コンサート3日目。場所は高校。
実は、
わくわく!!いえい!!
と、言っていられる状態では無かったのです。
コンサートの日程が変更になり
(日曜日が予定日で日曜日は学生が居ない、という単純な話でした(^^;)
ルーマニア人のピアニストが来れない。
声楽の亜由子ちゃんの伴奏は彼女の友人の翔子ちゃん。
ヴァイオリンの真由子ちゃんと私の伴奏はルーマニア人。
大変だ。ピアニストが居ない。
更に、仕方がないことではありますが、
サックスの伴奏って本当に難しいんですよね。
まず、譜読みに時間がかかるし
リズムも難解だったり…
ピアニストでも断る方も沢山居るんです。
だから、私、正直なところ、少し心配していて。
サックスにとってはオーソドックスな作品。
現代曲は避けて、合わせやすい曲
尚且つ、お客様が楽しめて
私が吹きたいもの。
そう、チョイスしたのですが、
正直なところ、ルーマニアで、ピアニストとうまくアンサンブルが出来なかったのです…。
つい、彼女にキツく言ってしまったり
自分の吹きたいことが出来なくて…
ナーバスになってしまったりしていて。
それを見ていた、ピアノの翔子ちゃん。
なんと
『あたし、譜読みするよ。観光しなくていいから、練習場所だけくれれば。寛子、スコア貸して。』
そう言って、主催に話をしてくれて。
バスの中でCD音源を繰り返し聴き続けてくれて。
高校をお借りして。
午後の予定を全て無くして
練習時間となったのです。
暗くなったの、わかりますか?
彼女はずーーーーっと、私のドビュッシーと、真由子ちゃんの持ってきた曲を練習してくれて。
ずっと。
本当に、休みもせず、ずっと、ずっと。
ドビュッシーなんて、初見で出来るわけないんですよ。
元々、ドビュッシーがオーケストラの為に書いた曲をピアノ伴奏に変えている楽譜ですから、音数は多いし、リズムも取りにくいし…
あぁ。違うな…
集中して…
違う。
なんて、呟きながら、休まず5時間以上。
悲しいことに、
無伴奏の曲もありますが、基本的にピアニストが居ないと、コンサートは成り立ちませんから…
ただ、ただ、感謝。
ルーマニアでご一緒するまで知り合いでもなかったのに、本当に必死で、一生懸命練習してくれました。

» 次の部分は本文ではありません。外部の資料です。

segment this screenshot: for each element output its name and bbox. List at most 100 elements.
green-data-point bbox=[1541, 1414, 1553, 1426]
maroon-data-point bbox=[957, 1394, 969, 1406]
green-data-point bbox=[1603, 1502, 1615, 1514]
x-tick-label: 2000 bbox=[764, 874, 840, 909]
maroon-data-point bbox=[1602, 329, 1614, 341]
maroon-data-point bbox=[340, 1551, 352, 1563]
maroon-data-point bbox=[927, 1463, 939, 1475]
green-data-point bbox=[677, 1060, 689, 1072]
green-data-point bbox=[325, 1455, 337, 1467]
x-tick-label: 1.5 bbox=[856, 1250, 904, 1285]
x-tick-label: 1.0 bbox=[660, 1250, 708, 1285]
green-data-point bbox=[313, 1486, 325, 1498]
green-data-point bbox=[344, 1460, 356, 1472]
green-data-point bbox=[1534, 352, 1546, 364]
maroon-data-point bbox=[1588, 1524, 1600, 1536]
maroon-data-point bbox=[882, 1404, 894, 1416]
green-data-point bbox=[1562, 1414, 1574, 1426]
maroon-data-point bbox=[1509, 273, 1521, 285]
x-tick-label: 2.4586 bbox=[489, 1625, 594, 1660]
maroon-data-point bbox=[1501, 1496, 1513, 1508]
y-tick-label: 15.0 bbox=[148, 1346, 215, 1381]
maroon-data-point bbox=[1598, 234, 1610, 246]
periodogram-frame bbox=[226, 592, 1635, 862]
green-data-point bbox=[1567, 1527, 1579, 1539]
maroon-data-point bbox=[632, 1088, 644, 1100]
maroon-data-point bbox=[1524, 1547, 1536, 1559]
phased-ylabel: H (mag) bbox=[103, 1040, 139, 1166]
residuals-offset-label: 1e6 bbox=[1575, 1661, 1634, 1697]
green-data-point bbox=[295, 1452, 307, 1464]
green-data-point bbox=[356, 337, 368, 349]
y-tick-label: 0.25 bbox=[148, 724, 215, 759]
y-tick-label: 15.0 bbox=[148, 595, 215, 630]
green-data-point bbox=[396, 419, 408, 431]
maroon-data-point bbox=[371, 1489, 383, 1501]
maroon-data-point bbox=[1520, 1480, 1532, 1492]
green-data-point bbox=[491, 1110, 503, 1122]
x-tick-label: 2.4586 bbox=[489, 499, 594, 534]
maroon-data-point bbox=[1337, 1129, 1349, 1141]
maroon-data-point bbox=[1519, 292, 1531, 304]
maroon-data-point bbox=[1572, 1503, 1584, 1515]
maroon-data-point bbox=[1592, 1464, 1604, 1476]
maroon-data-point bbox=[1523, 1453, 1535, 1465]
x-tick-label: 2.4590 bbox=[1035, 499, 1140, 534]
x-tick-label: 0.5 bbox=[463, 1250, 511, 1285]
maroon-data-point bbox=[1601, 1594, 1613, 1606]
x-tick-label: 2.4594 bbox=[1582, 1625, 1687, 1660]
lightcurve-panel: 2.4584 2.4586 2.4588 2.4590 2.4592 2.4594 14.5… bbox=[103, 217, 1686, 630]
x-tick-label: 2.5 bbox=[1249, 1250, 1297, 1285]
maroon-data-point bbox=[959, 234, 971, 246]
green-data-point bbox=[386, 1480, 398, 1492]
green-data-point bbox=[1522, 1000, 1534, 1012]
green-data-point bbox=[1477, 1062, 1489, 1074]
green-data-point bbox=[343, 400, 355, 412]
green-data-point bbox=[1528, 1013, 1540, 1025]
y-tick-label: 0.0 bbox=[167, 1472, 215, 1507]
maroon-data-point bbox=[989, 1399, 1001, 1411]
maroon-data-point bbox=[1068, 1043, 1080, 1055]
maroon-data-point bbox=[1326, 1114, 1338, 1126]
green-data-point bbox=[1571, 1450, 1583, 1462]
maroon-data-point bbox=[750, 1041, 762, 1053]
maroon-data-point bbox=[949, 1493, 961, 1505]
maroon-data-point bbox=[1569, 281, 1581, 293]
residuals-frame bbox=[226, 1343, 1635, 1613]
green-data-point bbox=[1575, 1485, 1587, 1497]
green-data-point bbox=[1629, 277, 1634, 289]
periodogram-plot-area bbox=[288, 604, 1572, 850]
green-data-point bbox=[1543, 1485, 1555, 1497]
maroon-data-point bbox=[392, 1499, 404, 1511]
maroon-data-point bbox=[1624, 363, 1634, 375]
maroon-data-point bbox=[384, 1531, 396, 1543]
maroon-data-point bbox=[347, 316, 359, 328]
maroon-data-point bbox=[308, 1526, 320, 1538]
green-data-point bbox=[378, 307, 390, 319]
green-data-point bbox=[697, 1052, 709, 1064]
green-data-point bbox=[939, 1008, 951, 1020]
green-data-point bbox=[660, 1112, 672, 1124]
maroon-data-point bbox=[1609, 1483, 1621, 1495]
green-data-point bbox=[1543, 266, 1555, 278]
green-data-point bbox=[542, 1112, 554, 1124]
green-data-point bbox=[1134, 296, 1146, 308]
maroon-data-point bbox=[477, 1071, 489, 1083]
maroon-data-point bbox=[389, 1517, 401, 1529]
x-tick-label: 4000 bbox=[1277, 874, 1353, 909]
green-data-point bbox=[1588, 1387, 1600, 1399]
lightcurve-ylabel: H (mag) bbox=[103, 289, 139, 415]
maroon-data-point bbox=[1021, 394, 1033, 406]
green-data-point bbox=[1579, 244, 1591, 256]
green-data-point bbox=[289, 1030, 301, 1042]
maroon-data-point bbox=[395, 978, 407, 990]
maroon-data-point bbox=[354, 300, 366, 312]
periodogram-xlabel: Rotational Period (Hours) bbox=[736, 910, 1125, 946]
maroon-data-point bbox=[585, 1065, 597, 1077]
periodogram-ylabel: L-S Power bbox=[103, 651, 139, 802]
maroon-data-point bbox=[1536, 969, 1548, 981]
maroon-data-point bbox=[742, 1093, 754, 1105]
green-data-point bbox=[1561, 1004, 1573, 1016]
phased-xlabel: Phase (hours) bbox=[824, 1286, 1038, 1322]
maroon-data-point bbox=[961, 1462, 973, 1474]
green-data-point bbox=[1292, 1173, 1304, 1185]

ただ、皆、コンサートを成功させたくて、成功させたくて……
そして、案内をしてくれていた、大学で日本語を勉強しているユリアンとアドリアーナ。
誰か関係者が居ないとダメだから、ということで、彼らもずっと練習場所に居てくれました。
ごめんね。疲れた?
ダイジョウブ。
眠いよね?
ダイジョウブ。
そんな会話をしながら。
そして夜遅く。
『よし!!合わせよう!!』
翔子が言ってくれて、合わせ。
私と真由子(ヴァイオリン)
『わー!!翔子弾けるーーー!!わー!!ありがとうぅ!!』
『いや。まだまだ。明日もやってなんとかするから!!』
そうして、翌日の高校コンサートを迎えたのです。
翌日の高校コンサート。
(写真はロビー)
ちゃんと、しっかり、終わらせました。
ルーマニアの高校生はシャイで可愛かったぁ。
翔子に多大な感謝!!
そして最後のコンサート会場、ルーマニアラジオオーケストラホールに向かったのです。